UK Wind Capacity Overtakes Gas for First Time: Report

UK Wind Capacity Overtakes Gas for First Time: Report
The UK's fleet of wind farms reached 29.7 GW of capacity in June.
Image by vice_and_virtue via iStock

Wind for the first time has accounted for the biggest share in the power capacity mix in the United Kingdom, after more than a century of fossil fuel dominance.

That’s according to the latest Electric Insights report for the second quarter from Drax Group plc, which said that the nation’s fleet of wind farms reached 29.7 gigawatts (GW) of capacity in June, overtaking combined cycle gas power stations for the first time and making the UK the fifth country in the world to have wind power as the leading electricity generator, joining Denmark, Spain, Ireland, and Finland.
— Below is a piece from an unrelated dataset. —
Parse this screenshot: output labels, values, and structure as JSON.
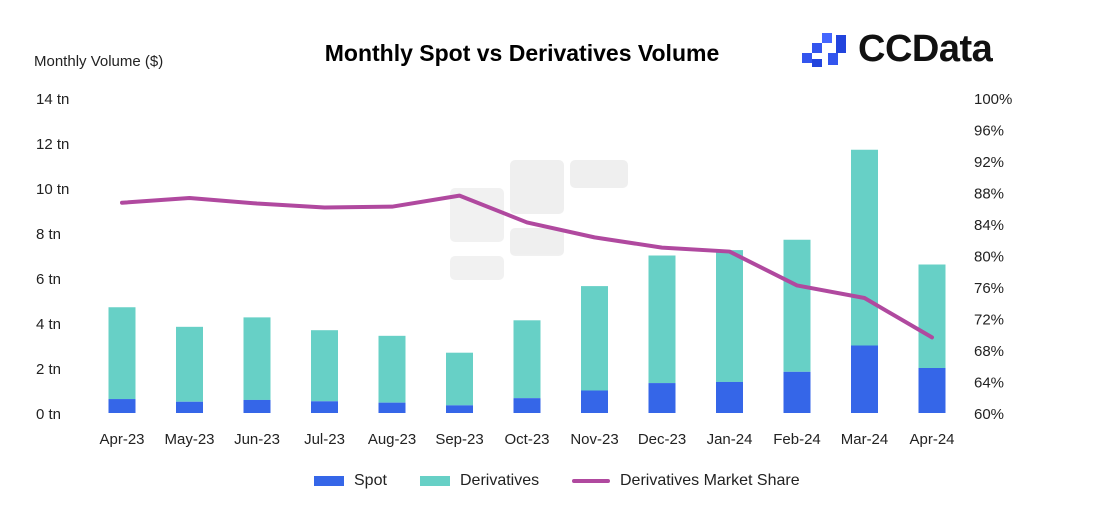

Gas had been Britain’s largest source of power capacity for the last 10 years, and before that coal was the leader for the past decades. Since 2011, coal capacity plunged as coal-fired power plants retired from 28 GW to just two GW, the report said. Dozens of gas-fired power stations were built during the 1990s and their capacity reached a peak of 30 GW in 2010. Since then gas has been in a slow decline, with no new fossil fuel power stations built since 2016, the report noted.

On the other hand, Britain’s wind capacity has tripled over the past decade, divided almost equally between onshore and offshore capacity with 14.1 GW and 13.8 GW, respectively. Around half of the projects are in England and its seas, while three-eighths are in Scotland and one-eighth are in Wales, the report said. Around $74.6 billion (GBP 60 billion) has been invested in wind power over the past 20 years in Britain, mostly by pension funds and other large institutional investors, according to the report.

Looking ahead, the report predicts Britain’s wind capacity will continue growing at pace, as 6.7 GW of wind farms are currently under construction. “Scotland’s largest offshore farm, Seagreen, is nearing completion with other large projects underway off the coast of East Anglia and on Dogger Bank. Beyond this, the UK has a staggering 98 GW of offshore wind in planning, a pipeline that is the second largest in the world (behind only China), ahead of the United States and all European countries”, the report noted.

Meanwhile, electricity generation from fossil fuels in the UK fell to its lowest levels since the COVID-19 lockdown. Fossil fuels produced 22.2 terawatt-hours of electricity over the last three months, just over a third of total electricity demand, the report noted. Output from gas-fired power stations fell by 23 percent compared to the second quarter of 2022, and output from coal fell by three-quarters to its lowest levels on record.

The key driver for declining fossil fuel use was “the reversal of fortunes on the continent, leading to a reversal of flows across the interconnectors”, the report said, explaining that “with gas stores replenished and some of France’s nuclear fleet coming back online, Britain’s neighboring countries were less short on power”. Since last year, Britain moved from exporting 1.7 GW to importing 3.4 GW, which is a swing of over five GW, the report noted. Carbon emissions from electricity production fell to below 10 million metric tons of carbon dioxide over the quarter for only the second time ever, with the previous instance being during the COVID lockdown, it said.

In terms of electricity production, in the second quarter, gas overtook wind to be the largest source of electricity produced, making up 35.2 percent of the energy mix compared to wind’s 21.3 percent. This was in part driven by low wind speeds, meaning wind farms produced one-sixth less electricity than they did last year, despite capacity growing by 10 percent, the report stated.

The quarterly Electric Insights report was established by energy firm Drax to help inform and enlighten the debate on Britain’s electricity. Since 2016, it has been delivered independently by a team of academics at Imperial College London using data courtesy of Elexon, National Grid, and Sheffield Solar.